C’en est trop pour la mentalité égalitariste française qui ne supporte pas que ses élites manifestent trop ostensiblement leur réussite sociale. L’envie est un poison social qui ne date pas des restrictions sanitaires, mais qui s’est répandu au fur et à mesure que la confiance s’étiolait. Comme l’expliquait Patrick Aulnas dans Contrepoints :

« Un être humain qui étale sa réussite est toujours condamné par le groupe. Dans la plupart des tribus primitives, il fallait cacher sa réussite pour ne pas susciter l’envie, ce qui a longtemps cantonné l’humanité dans la crainte de l’innovation et dans la stagnation générale. L’URSS communiste constitue l’exemple historique le plus récent de cette sclérose généralisée. »

Dimanche 5 avril, M6 dévoilait d’autres extraits de l’entretien qui avait mis le feu aux poudres. « C’est bon ça va, ça fait quinze mois qu’ils nous emmerdent là, ça fait quinze mois qu’on ne peut plus rien faire, moi je n’ai pas eu un euro d’aide, je fais ce que je veux, je suis encore en France, je suis encore un citoyen normal. Il faut qu’on arrête. C’est quoi ce délire ? Ils sont malades les mecs. » déclare M. Chalançon, sur le ton de l’agacement.

Pourquoi pénaliser les commerces ?

Comme beaucoup de propriétaires de bars et de restaurants, M. Chalançon réclame le droit de pouvoir vivre de son travail.
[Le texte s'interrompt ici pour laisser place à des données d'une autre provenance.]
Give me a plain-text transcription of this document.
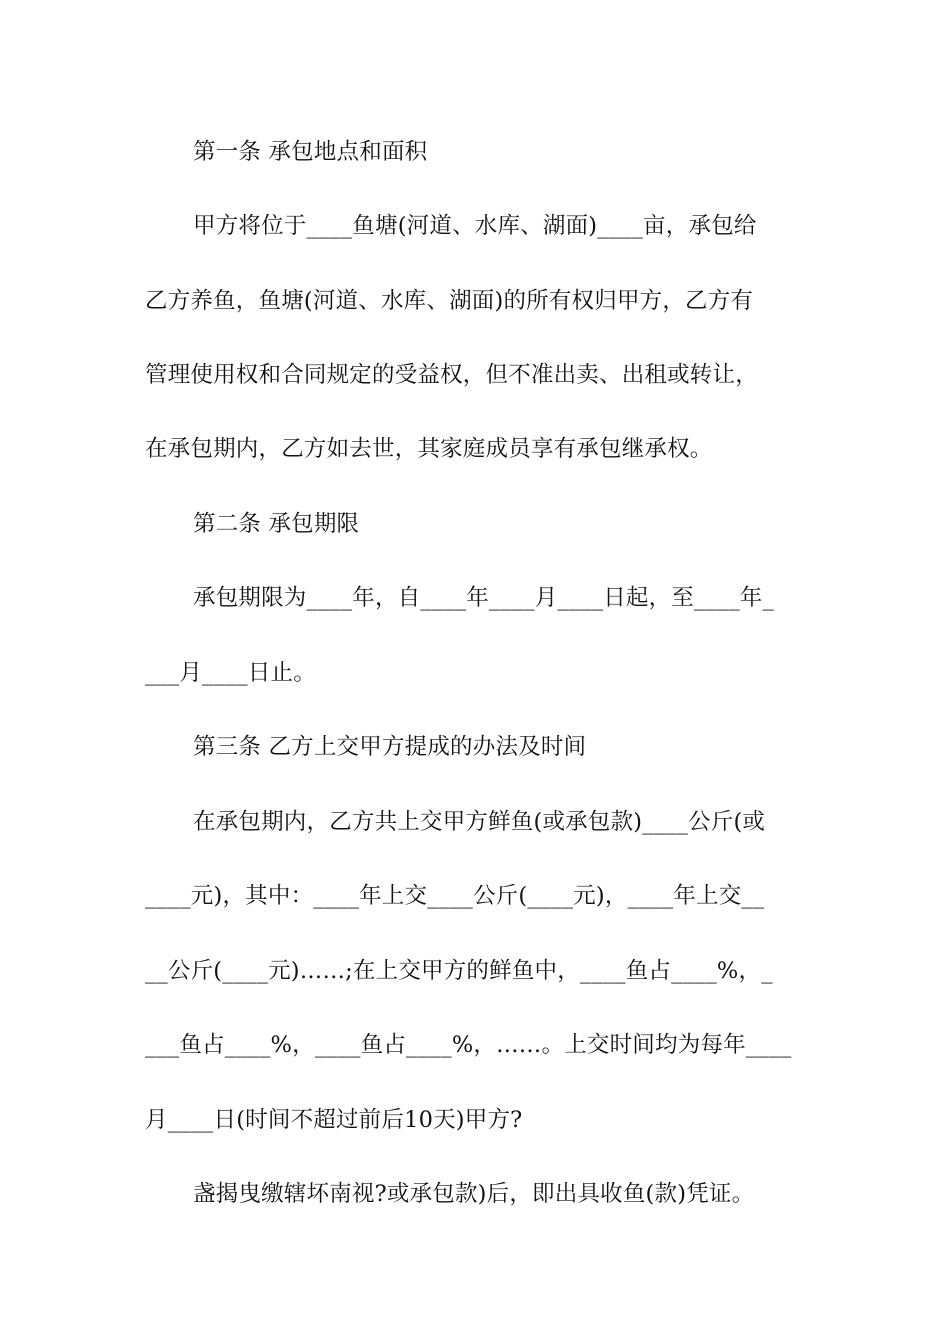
第一条 承包地点和面积
甲方将位于____鱼塘(河道、水库、湖面)____亩，承包给
乙方养鱼，鱼塘(河道、水库、湖面)的所有权归甲方，乙方有
管理使用权和合同规定的受益权，但不准出卖、出租或转让，
在承包期内，乙方如去世，其家庭成员享有承包继承权。
第二条 承包期限
承包期限为____年，自____年____月____日起，至____年_
___月____日止。
第三条 乙方上交甲方提成的办法及时间
在承包期内，乙方共上交甲方鲜鱼(或承包款)____公斤(或
____元)，其中：____年上交____公斤(____元)，____年上交__
__公斤(____元)……;在上交甲方的鲜鱼中，____鱼占____%，_
___鱼占____%，____鱼占____%，……。上交时间均为每年____
月____日(时间不超过前后10天)甲方?
盏揭曳缴辖坏南视?或承包款)后，即出具收鱼(款)凭证。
Plutôt que de s’indigner du luxe de certains restaurants, il serait bon de s’interroger sur le fait que la restauration soit devenue aujourd’hui clandestine.

La prohibition qui s’est installée sur fond de panique sanitaire est-elle vraiment indispensable ? La crise covid est-elle si grave que la destruction du secteur indépendant en est devenue nécessaire ?
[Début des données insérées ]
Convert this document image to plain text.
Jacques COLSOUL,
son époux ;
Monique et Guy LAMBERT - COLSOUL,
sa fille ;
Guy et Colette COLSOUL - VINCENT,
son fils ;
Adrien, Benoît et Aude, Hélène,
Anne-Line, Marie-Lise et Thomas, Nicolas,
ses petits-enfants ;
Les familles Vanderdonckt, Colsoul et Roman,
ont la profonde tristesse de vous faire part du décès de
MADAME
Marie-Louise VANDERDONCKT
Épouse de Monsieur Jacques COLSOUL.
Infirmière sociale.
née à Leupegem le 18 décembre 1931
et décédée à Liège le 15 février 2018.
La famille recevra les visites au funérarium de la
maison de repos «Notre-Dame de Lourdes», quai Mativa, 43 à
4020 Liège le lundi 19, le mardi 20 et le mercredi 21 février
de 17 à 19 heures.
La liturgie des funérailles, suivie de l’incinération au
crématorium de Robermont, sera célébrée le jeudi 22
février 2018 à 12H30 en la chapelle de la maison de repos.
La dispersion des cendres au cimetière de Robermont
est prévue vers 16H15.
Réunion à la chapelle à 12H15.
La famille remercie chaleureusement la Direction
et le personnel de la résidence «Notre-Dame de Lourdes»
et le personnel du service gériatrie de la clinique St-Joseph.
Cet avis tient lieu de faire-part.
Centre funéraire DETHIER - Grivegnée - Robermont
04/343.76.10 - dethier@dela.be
Au moment du premier confinement les commerces ont montré leur capacité d’adaptation face à une crise inédite. Ils ont déployé des trésors d’imagination pour rester ouverts tout en protégeant leurs clients. Pendant ce temps-là, l’État bureaucratique n’a pas réformé les hôpitaux, n’est pas capable d’organiser la campagne vaccinale et se contente d’interdire les commerces qu’il juge arbitrairement non essentiels pour répondre à la crise.

Il est temps aujourd’hui de lever les interdictions qui pénalisent les vendeurs comme les acheteurs, car tous les commerces sont essentiels. Depuis maintenant un an, les citoyens sont suffisamment mobilisés et informés pour prendre les dispositions les plus adaptées à leur état de santé, et les foyers de contamination n’ont jamais démarré dans des bars ou des boutiques de souvenirs.

La « troisième vague » qui menace aujourd’hui est surtout psychologique. Elle s’abat sur un pays que les privations politiques de liberté sont en train de rendre fou. Tout le monde applaudit aux nouvelles restrictions sanitaires, et s’étrangle en apprenant que certains essaient de continuer de vivre normalement. Mais 46 % des Français comptent violer les règles sanitaires quand même. On atteint des sommets de schizophrénie et de paranoïa. La voie de la guérison passe par la liberté.